Pattern And Apostasy?
When a fellow is particularly interested in a subject (and current circumstances have given me a special interest in this) he may overemphasize the importance of his "pet"; so read this with caution -- but read it!
Few students of church history deny the devastating effect of changes in church government. All know that the acceptance of diocesan elders -- oversight on a scale larger than that of a single local church -- marked the beginning of ecclesiastical hierarchy and its attendant curses. But our own brethren, who support multi-church projects, deny that such super-elders are being made by their arrangements.
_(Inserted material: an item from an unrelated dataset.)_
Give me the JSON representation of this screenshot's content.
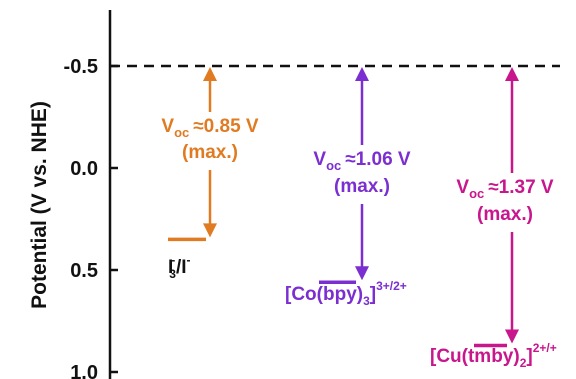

They still call the overseers of current church-hood projects "elders", and these men still serve as overseers of a single church, so they can not see a violation of principle.
But a team of horses can not be worked with a single harness. The size or scope of oversight, the scope of the organizational structure, must equal the size of scope of the overseen. When two or more churches are linked together in any project (act collectively) the elders who direct the project must act as double or multiple harness with respect to that project. Calling them "local elders", as indeed they may be in one capacity, does not alter what they are doing in their role as overseers of the larger working unit. Nor have we changed what they are doing by giving them this position "voluntarily."
So we have changed God's plan for government or polity. We have made diocesan elders -- rudimentary, it is true, but still diocesan elders. And when we assert our right to alter God's plan of oversight -- from strictly local (the flock among you, 1 Pet. 5:2) to something larger (some collective project of two or more churches, no scripture) we establish the clime for asserting our right to make other doctrinal changes as well.
And those changes will be made, if not in this generation, in the next. Our own history, and that of many others, clearly testify to this.
The outward "form" of the new idea may not be accepted for some time -- and the unashamed acknowledgement and new name for the change will come last of all (A look at any handbook of denominations will show that much full-fledged denominational machinery still wears the name of former practices.) But our children's children will have lost our reluctance to call a missionary society a "missionary society." They won't even know why their parents objected to the terms.
All of which suggests to me that apostasy starts with the well-intentioned doing of something for which we have no authority. When our action is recognized for what it is, and is called to our attention, then pride and sectarian attitudes prevent our reversing the action; and precedent is established for more changes.
Brethren do not "go to do" wrongly; they simply do not see proper applications of principle to actual cases. But WHAT THEY DO is there, to be denied or warned against; and to divide.